On the Town looks at the history of Times Square largely through the art created about it. Did you have a set of works you wanted to explore when you started, or did you just devour everything related to Times Square?
It was a combination. Times Square has generated so many interesting works in different genres:42nd Street, Dreiser’s Sister Carrie, Guys and Dolls, Eisenstaedt’s iconic V-J Day photo, and a lot of paintings. There’s a phrase by Rem Koolhaas in Delirious New York about the city being a “culture of congestion”—a culture of too much in the middle of too many in the middle of too much. That book had a lot about Times Square in it, and in some ways it’s one of my landmarks. Another is the artist Red Grooms’s Manhattan-scapes. He did Ruckus World in the 1970s, this wonderful life-size subway train full of twisted characters.
Why is Times Square important?
My one-liner is “It’s the sublime that you can reach on the subway.” Light is also a very important theme for me. The invention of the lightbulb in 1879 helped create Times Square. In Europe it was adapted very quickly for industry, especially in Germany, but in the United States the main people who used electricity were theater and circus owners: it was used for spectacle. In the 1880s the theater district was located between Union Square and Chelsea, and then the Metropolitan Opera opened at 39th and Broadway. When the Casino Theatre opened right opposite it, it became the first big theater to generate electronic spectacle. Twenty theaters opened up within a few years. People who owned the old theaters realized that they could do so much better with new electric theaters.
How long did it take before Times Square became a mecca for spectacle?
It happened very fast. It was happening simultaneously at Piccadilly Square in London, but London is much more intensely zoned. And Times Square could also grow to the north, whereas in London they were much more limited by existing structures. What these signs did was create a new scale: by World War I, they were already beginning to build bigger buildings as well as even bigger signs.
It’s almost as if it was the signs that created the scale for future buildings.
Yes, I think that’s true. And so in the 1920s there was a tremendous riot of building and real estate speculation. The cinemas arrive and begin to occupy prime space. You get competition between cinemas and theaters; the theaters are then pushed onto the side streets, and the movie houses, which are super-electrified, get the best spaces on Broadway.
One of the interesting themes in the book is the role women played in shaping Times Square. Tell us about how their roles changed over time.
Historically in the West (as well as in China and Japan) the theater was a gathering place for women. In the nineteenth century there were much more rigid sexual bounds than there are now and not that many places where women could go on their own in public. Times Square immediately became one of the places where they could go. Many of the buildings were boardinghouses for young women who came here—whether from the end of the world or the wilds of Queens or Brooklyn—hoping to make it in the Big City. There was probably a larger concentration of women there than anyplace else in New York.
Eventually Times Square became a hostile place to women.
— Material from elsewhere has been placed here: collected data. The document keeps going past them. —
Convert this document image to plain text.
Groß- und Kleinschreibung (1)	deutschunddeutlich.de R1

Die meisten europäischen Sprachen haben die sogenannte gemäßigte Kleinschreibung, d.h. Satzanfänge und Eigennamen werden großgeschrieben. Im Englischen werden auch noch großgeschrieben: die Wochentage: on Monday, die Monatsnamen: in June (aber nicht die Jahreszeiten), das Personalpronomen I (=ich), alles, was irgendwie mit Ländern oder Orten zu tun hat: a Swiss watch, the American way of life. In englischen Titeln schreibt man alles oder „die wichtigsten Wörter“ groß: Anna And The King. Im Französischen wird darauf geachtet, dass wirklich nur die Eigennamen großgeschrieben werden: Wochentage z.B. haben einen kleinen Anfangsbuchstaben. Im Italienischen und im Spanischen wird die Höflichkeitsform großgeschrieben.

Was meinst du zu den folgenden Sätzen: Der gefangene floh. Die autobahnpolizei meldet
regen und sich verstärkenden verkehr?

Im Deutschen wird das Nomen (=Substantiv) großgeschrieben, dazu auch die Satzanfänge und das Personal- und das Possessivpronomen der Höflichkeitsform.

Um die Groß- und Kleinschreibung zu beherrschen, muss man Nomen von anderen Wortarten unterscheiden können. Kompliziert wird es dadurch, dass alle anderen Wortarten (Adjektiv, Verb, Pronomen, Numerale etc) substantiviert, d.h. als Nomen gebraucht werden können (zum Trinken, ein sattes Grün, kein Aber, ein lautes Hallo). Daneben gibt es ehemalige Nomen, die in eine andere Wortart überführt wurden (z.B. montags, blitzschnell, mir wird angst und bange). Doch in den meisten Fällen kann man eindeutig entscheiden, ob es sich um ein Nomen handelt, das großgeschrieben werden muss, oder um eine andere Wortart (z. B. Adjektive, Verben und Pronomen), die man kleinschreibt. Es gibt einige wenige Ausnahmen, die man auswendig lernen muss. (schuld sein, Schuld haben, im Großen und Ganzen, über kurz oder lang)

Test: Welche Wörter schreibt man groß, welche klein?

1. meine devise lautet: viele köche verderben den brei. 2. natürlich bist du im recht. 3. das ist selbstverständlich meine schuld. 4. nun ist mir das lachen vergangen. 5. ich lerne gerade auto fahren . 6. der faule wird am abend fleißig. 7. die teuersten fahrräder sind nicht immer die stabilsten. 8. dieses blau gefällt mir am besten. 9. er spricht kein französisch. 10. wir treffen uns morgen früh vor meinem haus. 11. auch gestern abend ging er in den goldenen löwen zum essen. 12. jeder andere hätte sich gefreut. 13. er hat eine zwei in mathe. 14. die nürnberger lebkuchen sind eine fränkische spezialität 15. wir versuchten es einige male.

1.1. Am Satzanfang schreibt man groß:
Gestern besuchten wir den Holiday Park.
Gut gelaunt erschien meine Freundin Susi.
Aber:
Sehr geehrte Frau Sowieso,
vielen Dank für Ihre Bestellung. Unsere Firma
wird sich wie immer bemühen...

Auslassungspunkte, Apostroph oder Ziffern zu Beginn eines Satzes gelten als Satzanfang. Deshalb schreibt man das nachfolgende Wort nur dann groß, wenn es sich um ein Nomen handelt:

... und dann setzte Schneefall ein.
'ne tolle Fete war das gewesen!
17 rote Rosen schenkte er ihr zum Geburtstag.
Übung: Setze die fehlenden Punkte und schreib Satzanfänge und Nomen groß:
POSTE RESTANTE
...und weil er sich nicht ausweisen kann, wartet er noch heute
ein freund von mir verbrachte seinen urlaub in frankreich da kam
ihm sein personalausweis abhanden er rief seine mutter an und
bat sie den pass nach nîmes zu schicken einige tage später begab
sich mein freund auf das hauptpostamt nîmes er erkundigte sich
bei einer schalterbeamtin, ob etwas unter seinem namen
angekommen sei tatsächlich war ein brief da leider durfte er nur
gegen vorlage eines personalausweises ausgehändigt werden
What happened?
During the 1930s, three of the big theatres became burlesque houses and the street became masculinized. By the end of the decade 42nd Street in particular, the Deuce—the block between Broadway and Eighth Avenue—became a place where women were scared to go. It wasn’t only hostile to women but also hostile to a particular kind of homosexual, called “fairies,” and the form of homosexuality that took over the Deuce was rough trade, which pushed the fairies out.
Times Square becomes even more hostile to women in the 60s and 70s. What prompts that?
After the war all the theatres become cheap cinemas, showing westerns, combat films, basically all male cinema. So it’s cheap movies, which is good news, but the bad news is they’re not places where boys and girls would go on a date together. They’re places where somebody would take the subway with the guys and watch a triple-feature of World War II movies, plus war newsreels. And it’s fascinating and depressing how this place that was very open to women becomes very exclusive and pushes them away. In the ’70s this becomes particularly gross, as the movies become pornographic and scary.
The revival of Times Square was in a sense about reintroducing women into the area and creating a place where they could feel safe again.
The irony of the metamorphosis of the square is that women are the most heated and angry opponents of the place and want to blow it away. I argue that women play a particularly important role: first, as a pressure group conducting these marches—very articulate women saying we have to tear all this down—and then later as smart and effective bureaucrats, all of them women, playing leading roles in pulling all the plans together and getting the new stuff built.
You’re kinder in the book to the current Times Square than I expected you to be. Why?
The good things about Times Square now are what were always good about it. Because of computer technology the light is now more exciting than it was when I was young. The signs are better. If you stand with somebody and see what happens to their face at night, they become all the colors of the rainbow. That’s exciting. What’s most upsetting to me is that rents are so high and that extremely limits the type of retail that’s going to be there. Ironically people complain about the “Disneyfication of Times Square,” but the rents are so high now that even Disney couldn’t stay in business. The company used to occupy a whole corner of 42nd and Broadway, but now it has just a small space next to the New Amsterdam Theatre.
Don’t you think that the scale of the newer buildings is a bit insane?
Yes. But the horrible buildings of the 1990s are much less horrible than the horrible buildings of the 1960s and the ’70s. Think of 1 Astor Plaza, which knocked out the Astor Hotel, or the Marriott Marquis, which erased the Helen Hayes Theater. Those buildings are really blots on the square. Compared with those monstrosities, the newer buildings—which are just blah—aren’t so bad. Buildings don’t have to be great architecture to be good urbanism.
Do you think the current Times Square is an example of good urbanism?
It’s better than I would have thought. It doesn’t repel people as much as I feared. They keep coming, and not only do they keep coming, but they’re much more diverse than ever. In the 1970s, when Americans hated New York more actively than they do now, foreigners were always delighted to visit Times Square. Now some people say that the square in Tokyo is like Times Square only better, and I hope to check it out sometime. But one thing that’s not better in Tokyo is the crowds, which from all the pictures I’ve seen are 99 percent Japanese. One of Times Square’s great features has always been the human mix.
You’re a real optimist about the square. Why?
Because you go there and the light is spectacular and the people are fascinating to look at. We also need to realize that one of the special things about America is that it can make commerce sublime. That doesn’t mean that we should give these corporate creeps everything they want, but it does mean we should appreciate commercial culture as one of our main contributions to the world. And some of the things people say about Times Square to diss it are so silly. They say, “It’s so commercial.” I mean, wasn’t it always? How else could it be? What country do they live in? What world?